Summary: Openness and Transparency Are the Future of AI

DeepSeek's feature on the cover of Nature is not just a triumph for one individual or one company. It signifies China's AI industry truly reaching the global forefront.

DeepSeek has demonstrated three key points: first, large-scale models don't necessarily rely on exorbitant spending; algorithm optimization can significantly reduce costs. Second, the AI industry can no longer afford to boast behind closed doors; it must undergo rigorous peer review scrutiny. Third, Chinese teams have the capability to transition from technology followers to rule setters.

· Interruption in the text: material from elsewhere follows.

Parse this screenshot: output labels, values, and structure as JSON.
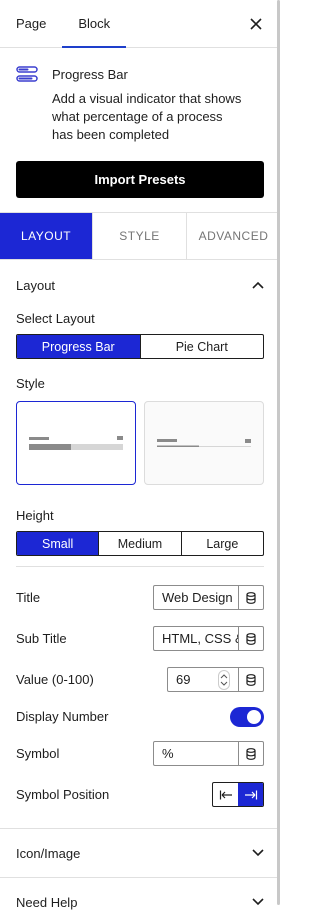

But DeepSeek's value extends beyond being 'adored.' As the People's Daily aptly put it, 'Its greatest value lies in being surpassed.'

If subsequent domestic models can be trained at lower costs and with greater transparency, if domestic chips can seize this market opportunity, and if AI research moves away from 'black boxes' towards openness, then today's paper will truly mark a turning point for China's AI.

After all, as Liang Wenfeng himself said, 'China's AI cannot always be a follower.' Now, they have truly reached the forefront.